The union has called on GLA members to give an assurance that the agency staffing arrangements along with the condition of the boats give no cause for concern as far as safety is concerned.

The strike began on Monday 24 October and ends on Friday 28 October. 87% of the workers who took part in the ballot voted for strike action. Unite is meeting TfL on Monday 31 October.

Unite general secretary, Sharon Graham said, “Rather than attempting to resolve this strike, TfL is just prolonging it by using poorly trained agency staff.

“TfL must realise by now that Unite is firmly behind the Woolwich Ferry workers. Unite representatives are meeting with TfL next week, we have an opportunity to end this dispute once and for all. Delaying tactics won’t work but negotiating a fair agreement will.”

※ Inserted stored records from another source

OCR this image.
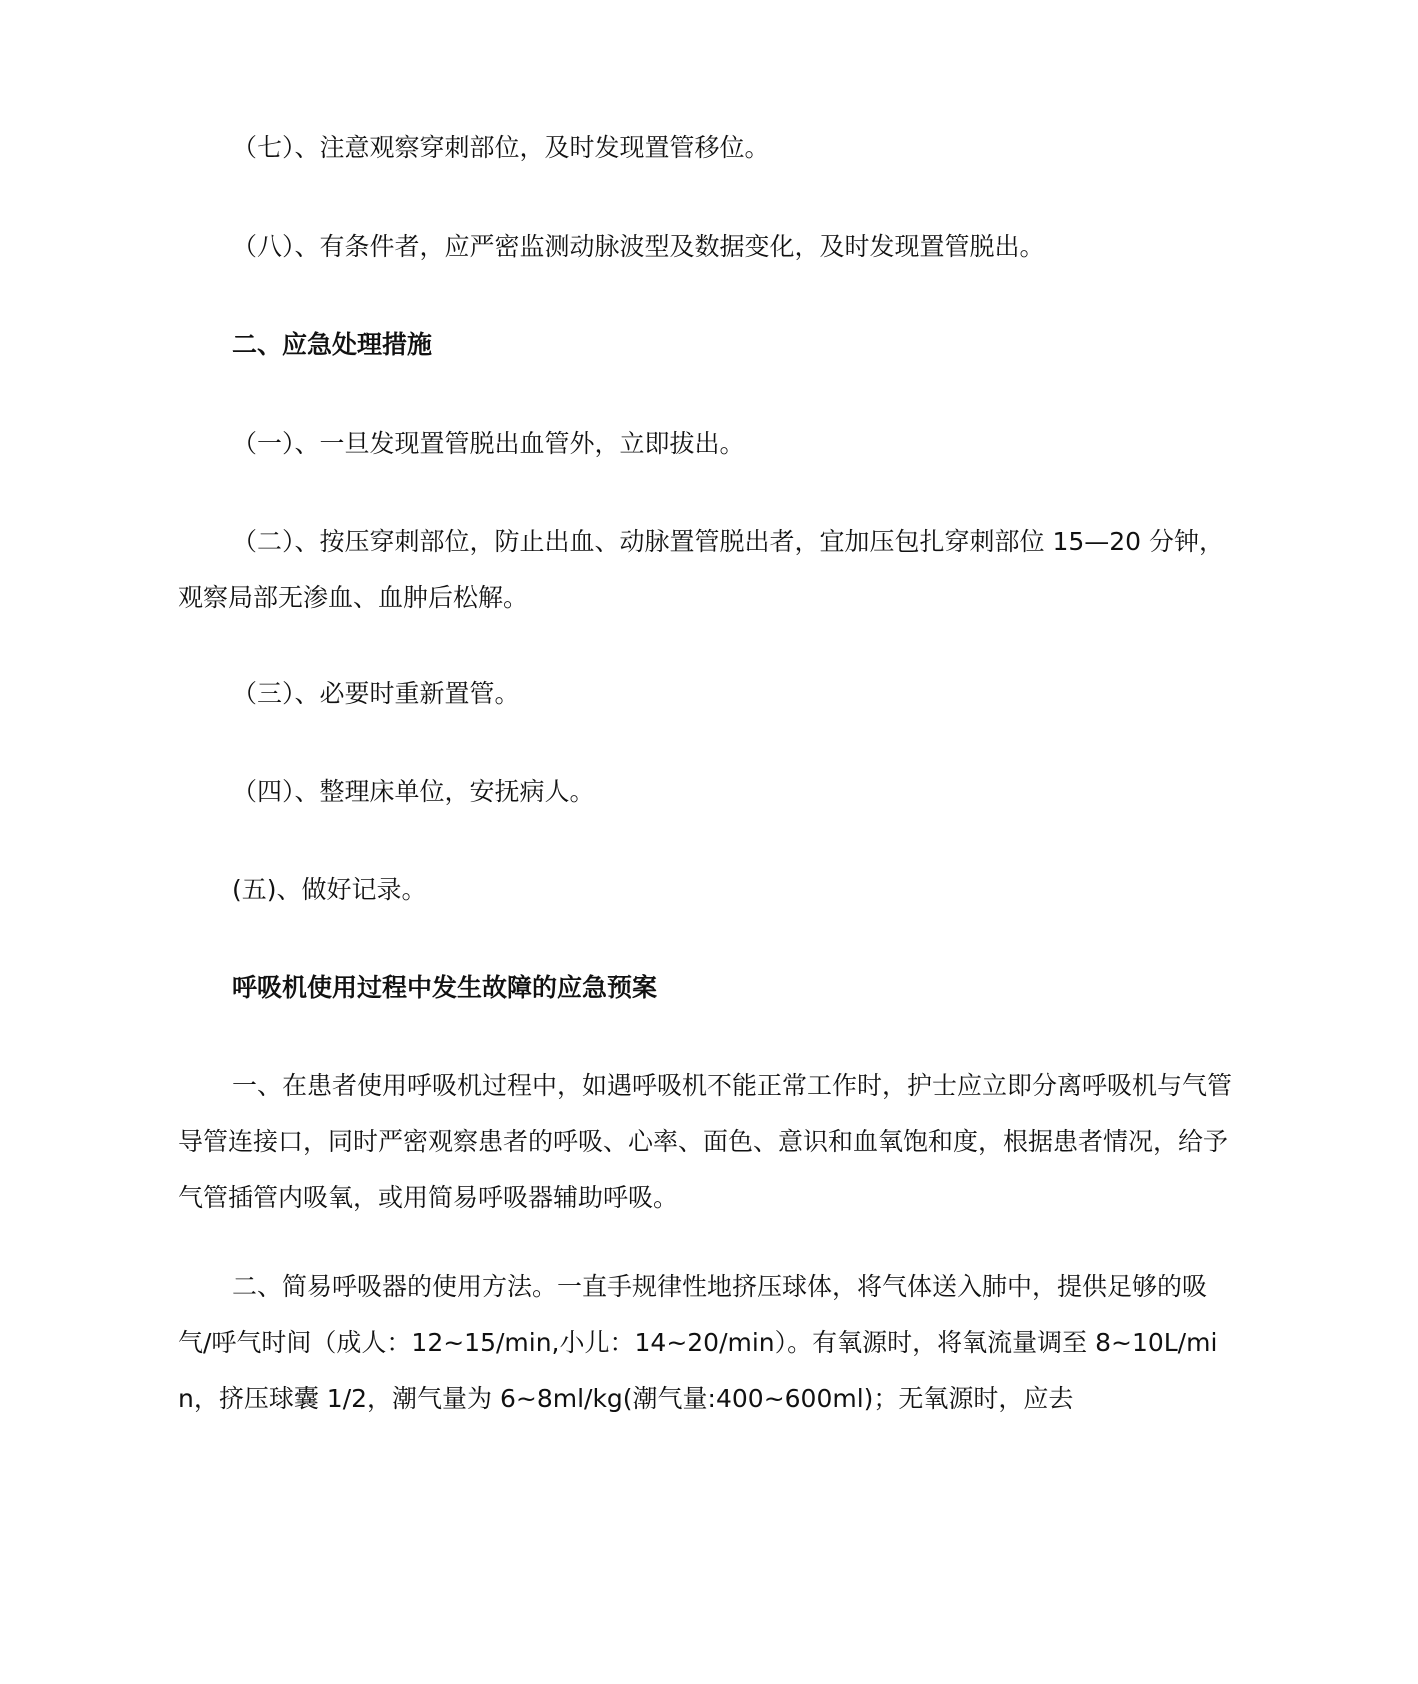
（七）、注意观察穿刺部位，及时发现置管移位。

（八）、有条件者，应严密监测动脉波型及数据变化，及时发现置管脱出。

二、应急处理措施

（一）、一旦发现置管脱出血管外，立即拔出。

（二）、按压穿刺部位，防止出血、动脉置管脱出者，宜加压包扎穿刺部位 15—20 分钟，观察局部无渗血、血肿后松解。

（三）、必要时重新置管。

（四）、整理床单位，安抚病人。

(五)、做好记录。

呼吸机使用过程中发生故障的应急预案

一、在患者使用呼吸机过程中，如遇呼吸机不能正常工作时，护士应立即分离呼吸机与气管导管连接口，同时严密观察患者的呼吸、心率、面色、意识和血氧饱和度，根据患者情况，给予气管插管内吸氧，或用简易呼吸器辅助呼吸。

二、简易呼吸器的使用方法。一直手规律性地挤压球体，将气体送入肺中，提供足够的吸气/呼气时间（成人：12~15/min,小儿：14~20/min）。有氧源时，将氧流量调至 8~10L/min，挤压球囊 1/2，潮气量为 6~8ml/kg(潮气量:400~600ml)；无氧源时，应去
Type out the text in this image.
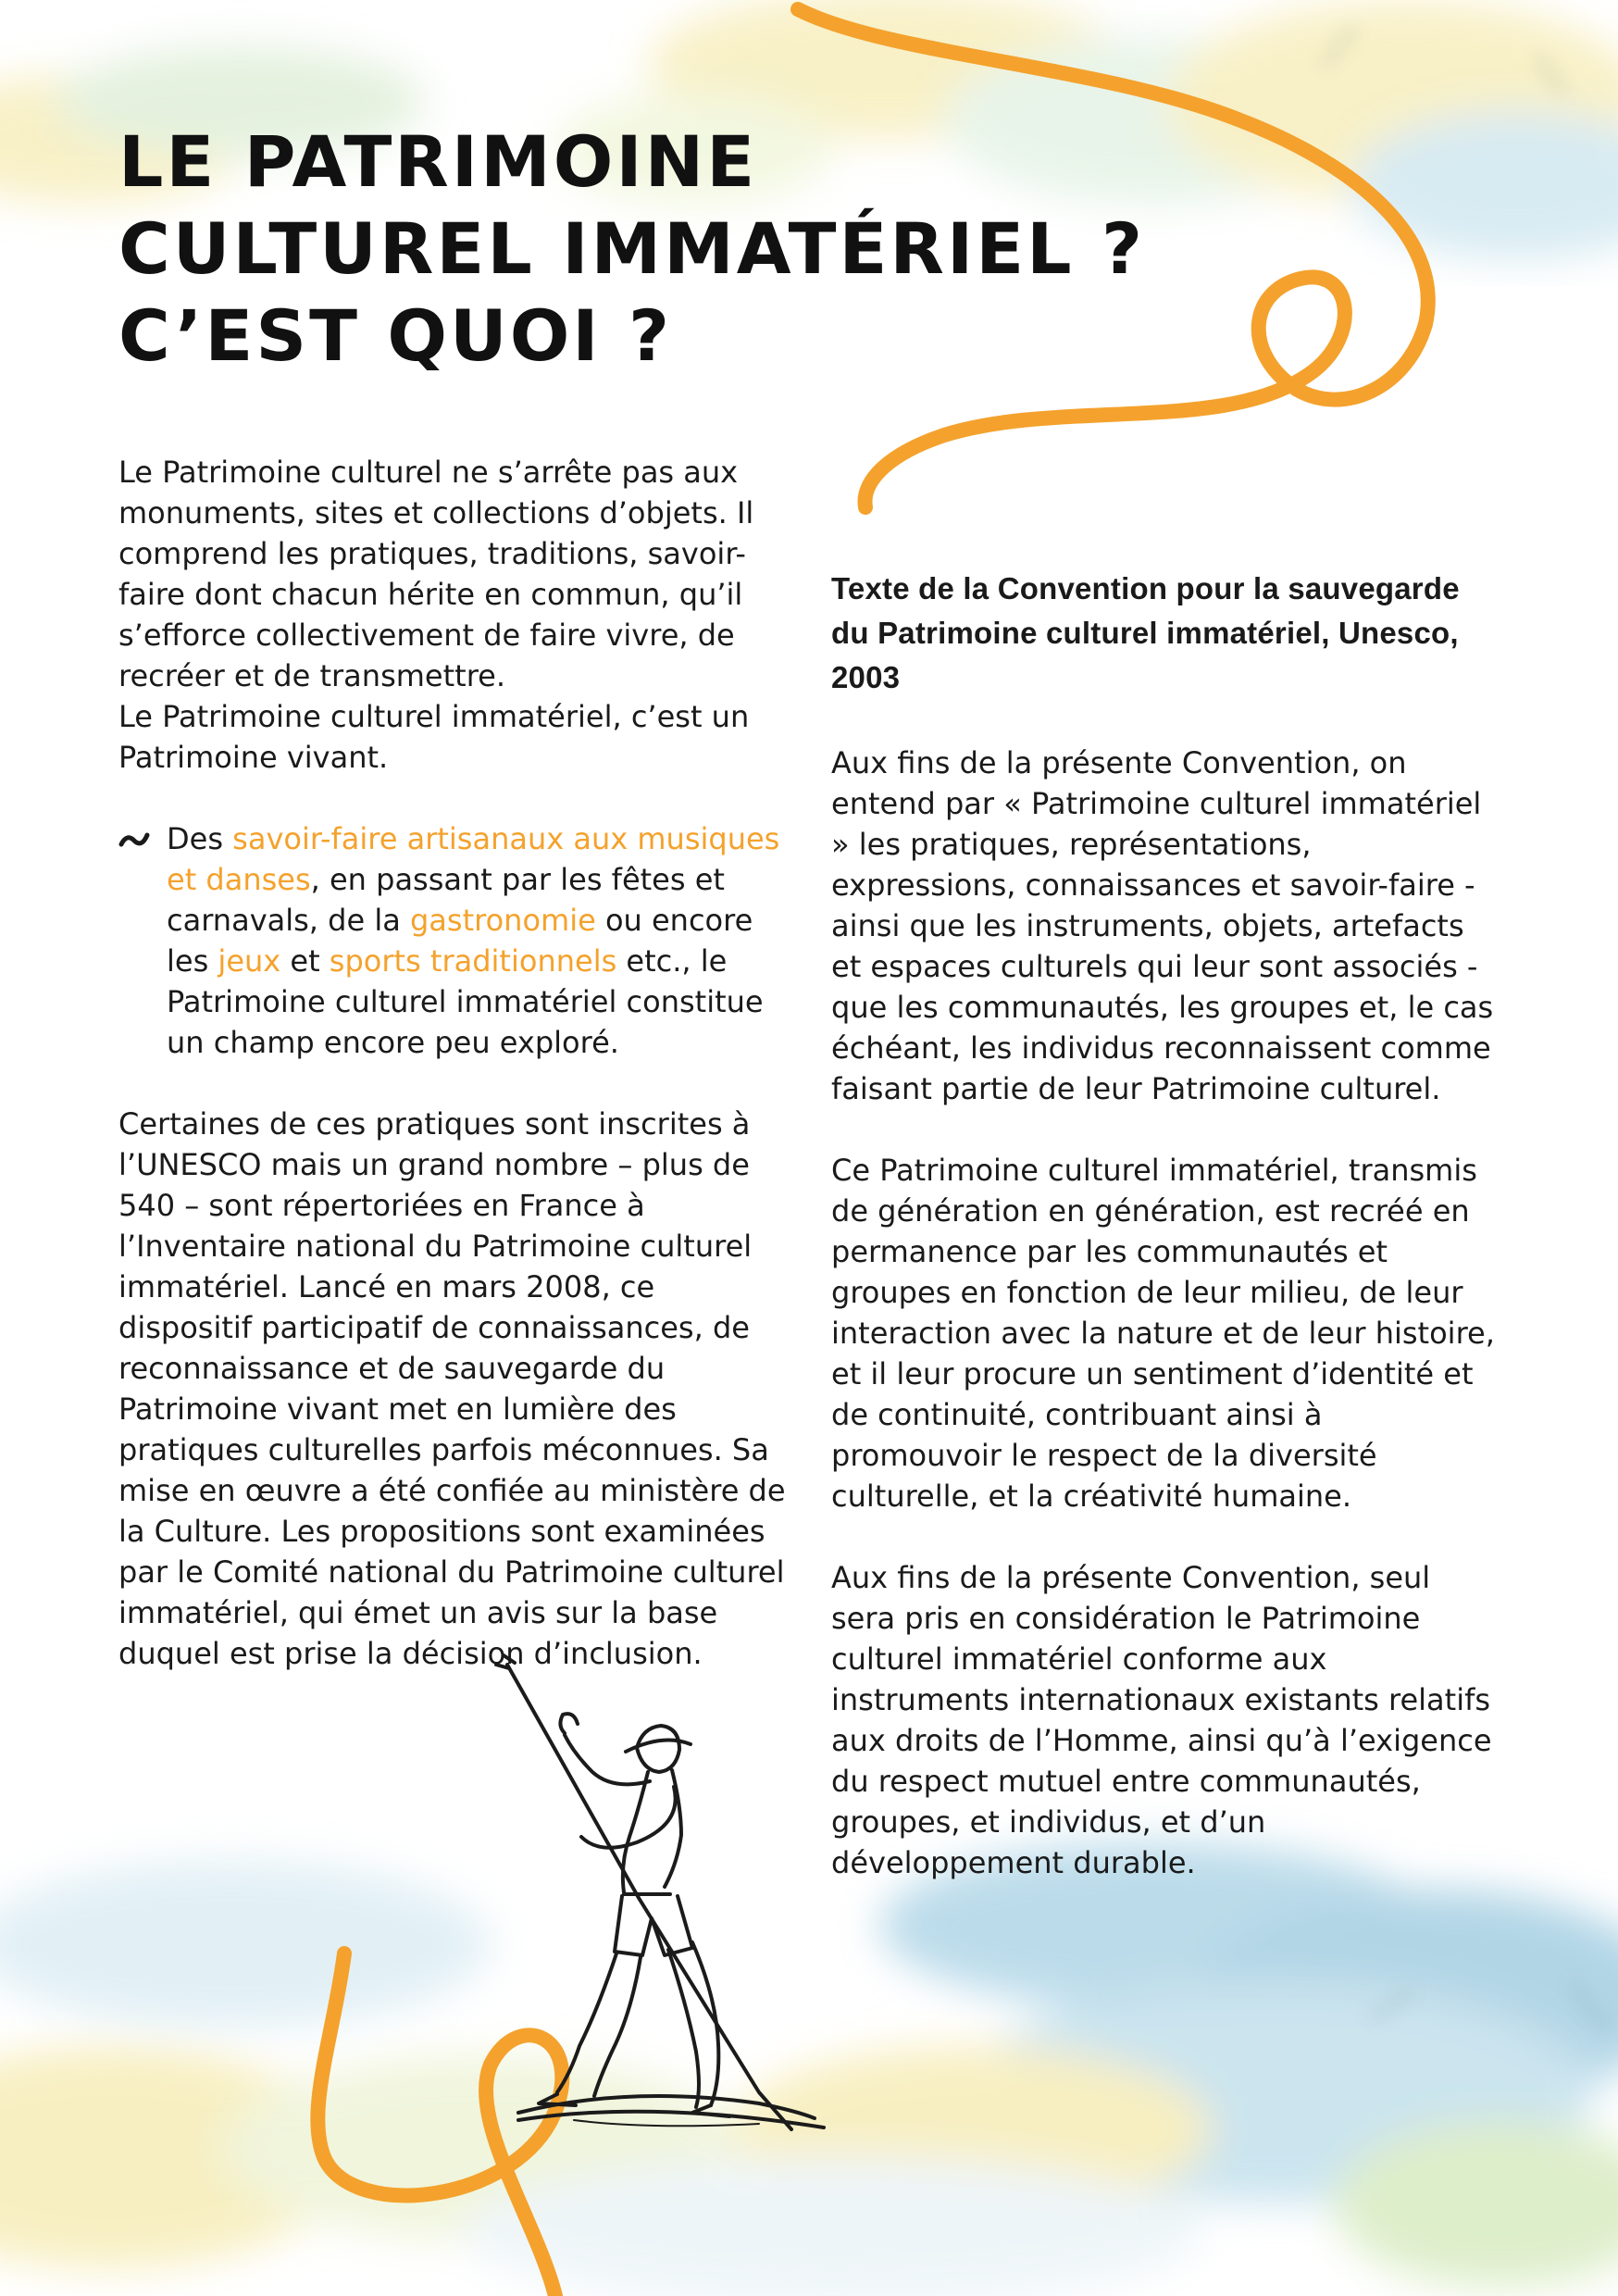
LE PATRIMOINE
CULTUREL IMMATÉRIEL ?
C’EST QUOI ?

Le Patrimoine culturel ne s’arrête pas aux monuments, sites et collections d’objets. Il comprend les pratiques, traditions, savoir-faire dont chacun hérite en commun, qu’il s’efforce collectivement de faire vivre, de recréer et de transmettre.

Le Patrimoine culturel immatériel, c’est un Patrimoine vivant.

Des savoir-faire artisanaux aux musiques et danses, en passant par les fêtes et carnavals, de la gastronomie ou encore les jeux et sports traditionnels etc., le Patrimoine culturel immatériel constitue un champ encore peu exploré.

Certaines de ces pratiques sont inscrites à l’UNESCO mais un grand nombre – plus de 540 – sont répertoriées en France à l’Inventaire national du Patrimoine culturel immatériel. Lancé en mars 2008, ce dispositif participatif de connaissances, de reconnaissance et de sauvegarde du Patrimoine vivant met en lumière des pratiques culturelles parfois méconnues. Sa mise en œuvre a été confiée au ministère de la Culture. Les propositions sont examinées par le Comité national du Patrimoine culturel immatériel, qui émet un avis sur la base duquel est prise la décision d’inclusion.

Texte de la Convention pour la sauvegarde du Patrimoine culturel immatériel, Unesco, 2003

Aux fins de la présente Convention, on entend par « Patrimoine culturel immatériel » les pratiques, représentations, expressions, connaissances et savoir-faire - ainsi que les instruments, objets, artefacts et espaces culturels qui leur sont associés - que les communautés, les groupes et, le cas échéant, les individus reconnaissent comme faisant partie de leur Patrimoine culturel.

Ce Patrimoine culturel immatériel, transmis de génération en génération, est recréé en permanence par les communautés et groupes en fonction de leur milieu, de leur interaction avec la nature et de leur histoire, et il leur procure un sentiment d’identité et de continuité, contribuant ainsi à promouvoir le respect de la diversité culturelle, et la créativité humaine.

Aux fins de la présente Convention, seul sera pris en considération le Patrimoine culturel immatériel conforme aux instruments internationaux existants relatifs aux droits de l’Homme, ainsi qu’à l’exigence du respect mutuel entre communautés, groupes, et individus, et d’un développement durable.
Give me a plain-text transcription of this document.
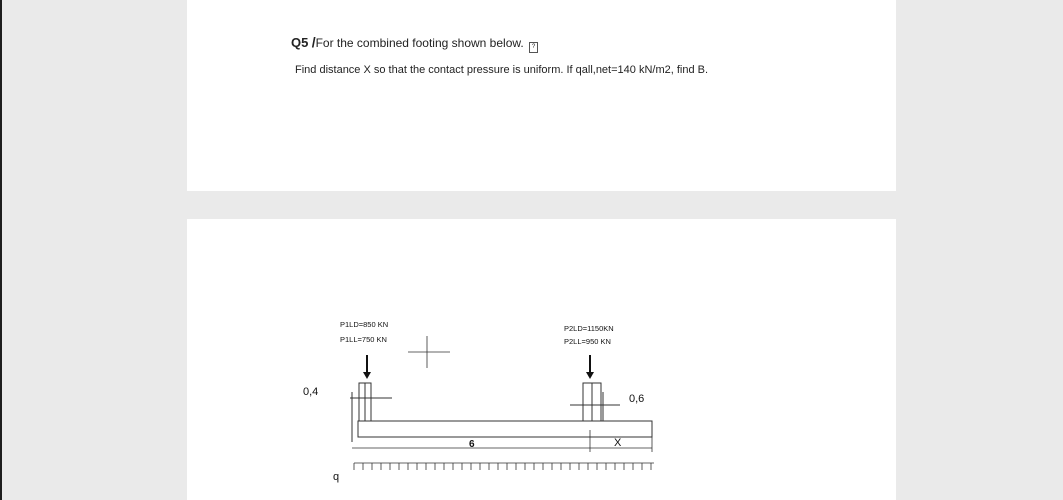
Q5 /For the combined footing shown below. ?
Find distance X so that the contact pressure is uniform. If qall,net=140 kN/m2, find B.
P1LD=850 KN
P1LL=750 KN
P2LD=1150KN
P2LL=950 KN
0,4
0,6
6	X
q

Non-Permanent Labour ( NPLs ) are being used to run a limited service during the Woolwich Ferry strike. These staff are in fact agency staff. TfL has undertaken a much shortened training programme for the specific purpose of using these staff during the strike action. Labour opposed the legislation introduced regarding the use of agency staff during disputes but the Labour controlled TfL are still using the new legislation.

Unite national lead officer Onay Kasab added, “In the opinion of experienced workers on site, the shortened training given to agency staff means that they are nowhere near as well trained as the permanent staff. The workers are rightly demanding cast iron assurances from GLA members about safety.

“TfL are still failing these workers time and time again, bosses must use the upcoming meeting to end this dispute.”

The workers currently face a toxic combination of an employer refusing to discuss a pay deal for 2022, and management victimising and unfairly suspending workers on the service. Unite is challenging the inconsistent treatment of a number of older staff who have been unfairly suspended or dismissed. The service has also refused to discuss the over-reliance on agency workers and alternative working arrangements.